Oil prices rose for the third consecutive day on February 8th, 2023, despite data showing a seventh consecutive increase in weekly crude stockpiles. The Weekly Petroleum Status Report released by the Energy Information Administration (EIA) showed substantial increases in gasoline and distillate inventories as well. The rise in gasoline stockpiles raised questions about demand, as the warmer-than-usual winter weather should have seen more people driving. The increase in distillates also went against the norm, as demand for heating oil would be stronger now if it weren’t for the warm winter.
Despite these bearish market indicators, oil prices rose by more than 1% due to anticipation of increased demand from China, the largest crude importer in the world, as the country lifted COVID-related restrictions. Oil bulls also ignored news of Turkey resuming crude oil flows to the Ceyhan export terminal in the Mediterranean after two earthquakes in the region.
The only factor supporting oil and other commodities was the weakening of the US dollar, which experienced a modest drop. The dollar has been trying to gain stability since Federal Reserve Chair Jerome Powell said the Fed wanted to give disinflation a chance to work instead of relying on higher interest rates. However, New York Fed President John Williams’ statement that US interest rates need to stay high for a few years to bring inflation down gave the dollar a boost.
West Texas Intermediate (WTI) crude for March delivery settled at $78.47 per barrel, an increase of 1.7%, while Brent crude for March delivery settled at $85.09 per barrel, a 1.7% increase. The two benchmarks had risen by over 5% in the past two sessions after falling by 7.5% last week due to recession fears and uncertainty about US interest rates.
Despite the rise in oil prices, analysts remained cautious, with John Kildiuff, a founding partner at New York energy hedge fund Again Capital, commenting, “I know everyone has their bias in oil, but it’s interesting to see the longs trying to drive this thing up on a day when the EIA data has come completely at odds to the bullish projections made on oil. And for what it’s worth, we haven’t got commensurate Chinese data yet for the rally we’ve had this week.”

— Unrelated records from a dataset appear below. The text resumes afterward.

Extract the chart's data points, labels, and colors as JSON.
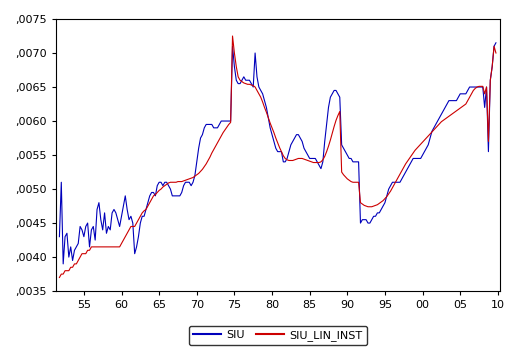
{
  "title": "",
  "xlabel": "",
  "ylabel": "",
  "ylim": [
    0.0035,
    0.0075
  ],
  "yticks": [
    0.0035,
    0.004,
    0.0045,
    0.005,
    0.0055,
    0.006,
    0.0065,
    0.007,
    0.0075
  ],
  "xtick_labels": [
    "55",
    "60",
    "65",
    "70",
    "75",
    "80",
    "85",
    "90",
    "95",
    "00",
    "05",
    "10"
  ],
  "xtick_positions": [
    13,
    33,
    53,
    73,
    93,
    113,
    133,
    153,
    173,
    193,
    213,
    233
  ],
  "legend_labels": [
    "SIU",
    "SIU_LIN_INST"
  ],
  "siu_color": "#0000bb",
  "inst_color": "#cc0000",
  "line_width": 0.8,
  "siu": [
    0.0043,
    0.0051,
    0.0039,
    0.0043,
    0.00435,
    0.004,
    0.00415,
    0.00395,
    0.0041,
    0.00415,
    0.0042,
    0.00445,
    0.0044,
    0.0043,
    0.00445,
    0.0045,
    0.00415,
    0.0044,
    0.00445,
    0.00425,
    0.0047,
    0.0048,
    0.00455,
    0.0044,
    0.00465,
    0.00435,
    0.00445,
    0.0044,
    0.00465,
    0.0047,
    0.00465,
    0.00455,
    0.00445,
    0.0046,
    0.00475,
    0.0049,
    0.0047,
    0.00455,
    0.0046,
    0.0045,
    0.00405,
    0.00415,
    0.0043,
    0.0045,
    0.0046,
    0.0046,
    0.0047,
    0.0048,
    0.0049,
    0.00495,
    0.00495,
    0.0049,
    0.00505,
    0.0051,
    0.0051,
    0.00505,
    0.0051,
    0.0051,
    0.00505,
    0.005,
    0.0049,
    0.0049,
    0.0049,
    0.0049,
    0.0049,
    0.00495,
    0.00505,
    0.0051,
    0.0051,
    0.0051,
    0.00505,
    0.0051,
    0.0052,
    0.0054,
    0.0056,
    0.00575,
    0.0058,
    0.0059,
    0.00595,
    0.00595,
    0.00595,
    0.00595,
    0.0059,
    0.0059,
    0.0059,
    0.00595,
    0.006,
    0.006,
    0.006,
    0.006,
    0.006,
    0.006,
    0.0071,
    0.0068,
    0.0066,
    0.00655,
    0.00655,
    0.0066,
    0.00665,
    0.0066,
    0.0066,
    0.0066,
    0.00655,
    0.0065,
    0.007,
    0.00665,
    0.0065,
    0.00645,
    0.0064,
    0.0063,
    0.0062,
    0.00605,
    0.0059,
    0.0058,
    0.0057,
    0.0056,
    0.00555,
    0.00555,
    0.00555,
    0.0054,
    0.0054,
    0.00545,
    0.00555,
    0.00565,
    0.0057,
    0.00575,
    0.0058,
    0.0058,
    0.00575,
    0.0057,
    0.0056,
    0.00555,
    0.0055,
    0.00545,
    0.00545,
    0.00545,
    0.00545,
    0.0054,
    0.00535,
    0.0053,
    0.0054,
    0.0057,
    0.00595,
    0.0062,
    0.00635,
    0.0064,
    0.00645,
    0.00645,
    0.0064,
    0.00635,
    0.00565,
    0.0056,
    0.00555,
    0.0055,
    0.00545,
    0.00545,
    0.0054,
    0.0054,
    0.0054,
    0.0054,
    0.0045,
    0.00455,
    0.00455,
    0.00455,
    0.0045,
    0.0045,
    0.00455,
    0.0046,
    0.0046,
    0.00465,
    0.00465,
    0.0047,
    0.00475,
    0.0048,
    0.0049,
    0.005,
    0.00505,
    0.0051,
    0.0051,
    0.0051,
    0.0051,
    0.0051,
    0.00515,
    0.0052,
    0.00525,
    0.0053,
    0.00535,
    0.0054,
    0.00545,
    0.00545,
    0.00545,
    0.00545,
    0.00545,
    0.0055,
    0.00555,
    0.0056,
    0.00565,
    0.00575,
    0.00585,
    0.0059,
    0.00595,
    0.006,
    0.00605,
    0.0061,
    0.00615,
    0.0062,
    0.00625,
    0.0063,
    0.0063,
    0.0063,
    0.0063,
    0.0063,
    0.00635,
    0.0064,
    0.0064,
    0.0064,
    0.0064,
    0.00645,
    0.0065,
    0.0065,
    0.0065,
    0.0065,
    0.0065,
    0.0065,
    0.0065,
    0.0065,
    0.0062,
    0.0065,
    0.00555,
    0.0066,
    0.0068,
    0.0071,
    0.00715
  ],
  "inst": [
    0.0037,
    0.00375,
    0.00375,
    0.0038,
    0.0038,
    0.0038,
    0.00385,
    0.00385,
    0.0039,
    0.0039,
    0.00395,
    0.004,
    0.00405,
    0.00405,
    0.00405,
    0.0041,
    0.0041,
    0.00415,
    0.00415,
    0.00415,
    0.00415,
    0.00415,
    0.00415,
    0.00415,
    0.00415,
    0.00415,
    0.00415,
    0.00415,
    0.00415,
    0.00415,
    0.00415,
    0.00415,
    0.00415,
    0.0042,
    0.00425,
    0.0043,
    0.00435,
    0.0044,
    0.00445,
    0.00445,
    0.00445,
    0.0045,
    0.00455,
    0.0046,
    0.00465,
    0.00468,
    0.0047,
    0.00475,
    0.0048,
    0.00485,
    0.0049,
    0.00492,
    0.00495,
    0.00498,
    0.005,
    0.00503,
    0.00505,
    0.00507,
    0.00509,
    0.0051,
    0.0051,
    0.0051,
    0.0051,
    0.00511,
    0.00511,
    0.00511,
    0.00512,
    0.00513,
    0.00514,
    0.00515,
    0.00516,
    0.00517,
    0.00519,
    0.00521,
    0.00523,
    0.00526,
    0.00529,
    0.00533,
    0.00537,
    0.00542,
    0.00547,
    0.00553,
    0.00558,
    0.00563,
    0.00568,
    0.00573,
    0.00578,
    0.00583,
    0.00587,
    0.00591,
    0.00595,
    0.00598,
    0.00725,
    0.007,
    0.0068,
    0.00665,
    0.0066,
    0.00658,
    0.00656,
    0.00655,
    0.00654,
    0.00654,
    0.00653,
    0.00652,
    0.0065,
    0.00645,
    0.0064,
    0.00635,
    0.00628,
    0.0062,
    0.00613,
    0.00605,
    0.00597,
    0.0059,
    0.00583,
    0.00575,
    0.00568,
    0.00561,
    0.00555,
    0.00549,
    0.00545,
    0.00543,
    0.00542,
    0.00542,
    0.00542,
    0.00543,
    0.00544,
    0.00545,
    0.00545,
    0.00545,
    0.00544,
    0.00543,
    0.00542,
    0.00541,
    0.0054,
    0.00539,
    0.00539,
    0.00539,
    0.00539,
    0.0054,
    0.00543,
    0.00548,
    0.00555,
    0.00563,
    0.00572,
    0.00582,
    0.00592,
    0.00601,
    0.00608,
    0.00614,
    0.00525,
    0.00521,
    0.00518,
    0.00515,
    0.00513,
    0.00511,
    0.0051,
    0.0051,
    0.0051,
    0.0051,
    0.0048,
    0.00478,
    0.00476,
    0.00475,
    0.00474,
    0.00474,
    0.00474,
    0.00475,
    0.00476,
    0.00477,
    0.00479,
    0.00481,
    0.00483,
    0.00486,
    0.00489,
    0.00493,
    0.00497,
    0.00502,
    0.00507,
    0.00512,
    0.00517,
    0.00522,
    0.00527,
    0.00532,
    0.00537,
    0.00541,
    0.00545,
    0.00549,
    0.00553,
    0.00557,
    0.0056,
    0.00563,
    0.00566,
    0.00569,
    0.00572,
    0.00575,
    0.00578,
    0.00581,
    0.00584,
    0.00587,
    0.0059,
    0.00593,
    0.00596,
    0.00599,
    0.00601,
    0.00603,
    0.00605,
    0.00607,
    0.00609,
    0.00611,
    0.00613,
    0.00615,
    0.00617,
    0.00619,
    0.00621,
    0.00623,
    0.00625,
    0.0063,
    0.00635,
    0.0064,
    0.00645,
    0.00648,
    0.0065,
    0.00651,
    0.00651,
    0.00651,
    0.0064,
    0.0065,
    0.0057,
    0.0066,
    0.0068,
    0.0071,
    0.007
  ]
}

Chinese crude imports were assessed at 10.98 million barrels per day in January, down from 11.37 million barrels per day in December and 11.42 million barrels per day in November. The decline was partly due to the week-long Lunar New Year holiday. Despite a sharp increase in traffic in China’s largest cities following the holiday, Chinese oil traders were relatively absent from the market, affecting futures volumes.
The EIA reported a total crude build of nearly 37 million barrels over the past seven weeks, leading to crude stockpiles reaching their highest level since June 2021. Crude output rose by 100,000 barrels per day to reach 12.3 million barrels per day, the highest output since April 2020. Crude exports, on the other hand, dropped 17% to 2.9 million barrels per day. The EIA also reported a 5 million barrel increase in gasoline inventory and a 2.423 million barrel increase in crude oil stockpiles.
Overall, while oil prices rose despite bearish market indicators, analysts remained cautious and cautious until they see more data supporting the rally.